Report From Task Force on Bishops and Politicians
The U.S. bishops will develop a Reader on Catholics in Public Life and two committees will take up the matter of church teaching on when it is proper for Catholics, including Catholic politicians, to receive Communion. The prominent attention to Catholic teaching in this year’s presidential election campaign was addressed in a three-page written report issued without comment or discussion in public session, although the bishops did discuss the issue behind closed doors. The report of the Task Force on Catholic Bishops and Catholic Politicians, headed by Cardinal Theodore E. McCarrick of Washington, D.C., reflected on the challenges and controversy for the church this election year that generated more discussion than perhaps ever before about what it means to be a Catholic and a citizen of the United States.
The task force’s report noted that some bishops have been unfairly attacked as partisan and others have been called cowards. Some have been accused of being single issue,’ indifferent to the poor or unconcerned about the war, it said. Others have been called unconcerned about the destruction of unborn human life, but preoccupied by poverty or war. That is not who we are.
The report said the bishops’ doctrine and pastoral practices committees have agreed to take up the matter of church teaching on the proper disposition for reception of Communion.
Data Collection on Abuse Will Continue
The U.S. bishops approved a proposal to gather annual information on the number of new accusations of sexual abuse by members of the Catholic clergy and other church personnel, the resolution of existing cases and the related costs of handling such cases for dioceses. The bishops also approved streamlining the 2005 audits to see if dioceses are observing the Charter for the Protection of Children and Young People, allowing for fewer on-site inspections and more self-reporting. Under the modifications, full on-site audits for 2005 will be conducted only in dioceses and eparchies that did not participate in the 2004 audits or were in complete noncompliance.

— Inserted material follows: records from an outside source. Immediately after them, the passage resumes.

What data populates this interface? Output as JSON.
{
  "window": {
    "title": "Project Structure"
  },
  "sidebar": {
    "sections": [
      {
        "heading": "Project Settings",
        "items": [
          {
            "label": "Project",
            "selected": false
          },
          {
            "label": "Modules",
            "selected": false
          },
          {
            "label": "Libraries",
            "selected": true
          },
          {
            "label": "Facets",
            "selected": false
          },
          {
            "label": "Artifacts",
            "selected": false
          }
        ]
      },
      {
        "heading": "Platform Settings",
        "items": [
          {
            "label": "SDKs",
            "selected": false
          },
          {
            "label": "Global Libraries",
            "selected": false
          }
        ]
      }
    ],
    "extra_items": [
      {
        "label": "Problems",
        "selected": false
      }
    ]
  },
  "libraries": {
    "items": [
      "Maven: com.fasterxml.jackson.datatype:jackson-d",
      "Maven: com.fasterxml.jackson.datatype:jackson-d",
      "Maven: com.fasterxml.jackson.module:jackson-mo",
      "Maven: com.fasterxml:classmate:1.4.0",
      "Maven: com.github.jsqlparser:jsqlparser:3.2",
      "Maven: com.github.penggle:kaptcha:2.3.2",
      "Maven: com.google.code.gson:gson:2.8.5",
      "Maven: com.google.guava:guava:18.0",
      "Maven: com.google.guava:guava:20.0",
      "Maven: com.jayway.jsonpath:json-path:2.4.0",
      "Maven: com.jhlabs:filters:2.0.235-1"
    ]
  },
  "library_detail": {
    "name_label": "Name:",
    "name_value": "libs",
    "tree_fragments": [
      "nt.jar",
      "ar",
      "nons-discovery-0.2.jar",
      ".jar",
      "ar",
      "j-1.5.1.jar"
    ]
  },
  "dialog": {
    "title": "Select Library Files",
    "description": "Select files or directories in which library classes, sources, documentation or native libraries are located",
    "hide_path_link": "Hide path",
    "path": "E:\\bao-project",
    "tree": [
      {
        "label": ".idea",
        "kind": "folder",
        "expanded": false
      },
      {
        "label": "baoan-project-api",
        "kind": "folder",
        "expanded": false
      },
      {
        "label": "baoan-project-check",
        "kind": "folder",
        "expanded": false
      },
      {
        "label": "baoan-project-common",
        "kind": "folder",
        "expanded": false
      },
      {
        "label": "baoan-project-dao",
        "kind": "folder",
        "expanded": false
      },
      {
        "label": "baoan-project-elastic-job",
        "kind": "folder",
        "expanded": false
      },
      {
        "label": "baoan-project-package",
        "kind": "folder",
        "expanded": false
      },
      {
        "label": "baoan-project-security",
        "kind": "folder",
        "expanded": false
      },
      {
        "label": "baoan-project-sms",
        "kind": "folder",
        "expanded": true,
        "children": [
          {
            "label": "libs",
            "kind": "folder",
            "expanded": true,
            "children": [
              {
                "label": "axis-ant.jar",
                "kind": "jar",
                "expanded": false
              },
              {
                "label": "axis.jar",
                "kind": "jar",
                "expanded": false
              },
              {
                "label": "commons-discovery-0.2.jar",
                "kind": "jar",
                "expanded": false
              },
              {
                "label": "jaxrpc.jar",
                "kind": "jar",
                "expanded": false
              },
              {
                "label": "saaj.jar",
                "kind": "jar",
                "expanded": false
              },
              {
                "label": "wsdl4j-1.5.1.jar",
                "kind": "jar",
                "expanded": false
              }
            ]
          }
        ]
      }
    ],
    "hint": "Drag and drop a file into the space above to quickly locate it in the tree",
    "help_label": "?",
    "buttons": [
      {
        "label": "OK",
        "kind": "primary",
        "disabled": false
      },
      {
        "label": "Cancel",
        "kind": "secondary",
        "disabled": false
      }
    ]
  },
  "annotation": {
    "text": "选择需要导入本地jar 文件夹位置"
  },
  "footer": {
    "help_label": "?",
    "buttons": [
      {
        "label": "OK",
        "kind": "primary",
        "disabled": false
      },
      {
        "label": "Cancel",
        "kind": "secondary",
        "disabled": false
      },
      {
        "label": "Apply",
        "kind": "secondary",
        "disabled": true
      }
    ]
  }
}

In regional groupings at their November meeting, the bishops also discussed a new draft of the Dallas charter, which was presented by the bishops’ Ad Hoc Committee on Sexual Abuse. The draft includes only minor changes in the 2002 text and still calls for zero tolerance, the permanent exclusion from ministry of any cleric who has sexually abused a minor. The bishops will vote on a revised charter in spring 2005.
Kathleen McChesney, who set up the U.S. bishops’ office to help dioceses implement child sex abuse prevention policies, plans to resign on Feb. 25 after publication of the 2004 diocesan compliance audits. Children are safer now under the church’s policies, but the bishops’ Office of Child and Youth Protection will continue to function, Ms. McChesney said on Nov. 15. She said that her two-year contract called for her to set up the office, conduct a diocesan compliance audit and establish ongoing procedures to assure implementation of the bishops’ policies; and these have been accomplished.

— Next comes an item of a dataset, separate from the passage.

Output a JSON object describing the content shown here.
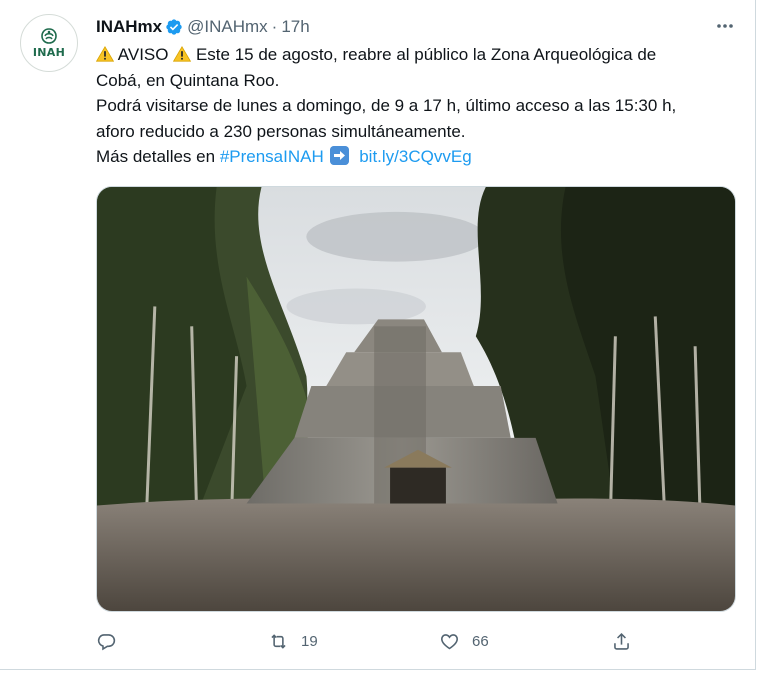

The Vatican has approved on a trial basis for five years the National Directory for the Formation, Ministry and Life of Permanent Deacons in the United States, which the bishops approved in 2003. It will take effect on Aug. 10, 2005.
Catholics will make up 29 percent of the 109th Congress when it convenes in early January, with a slight rise in the number of Catholic Republicans and a similar drop in the number of Catholic Democrats. With 128 representatives and 24 senators identifying themselves as Catholics, according to a survey by Congressional Quarterly, Catholicism remains the largest single religious affiliation claimed by members of the new Congress. Baptists were second, with 65 House members and seven senators.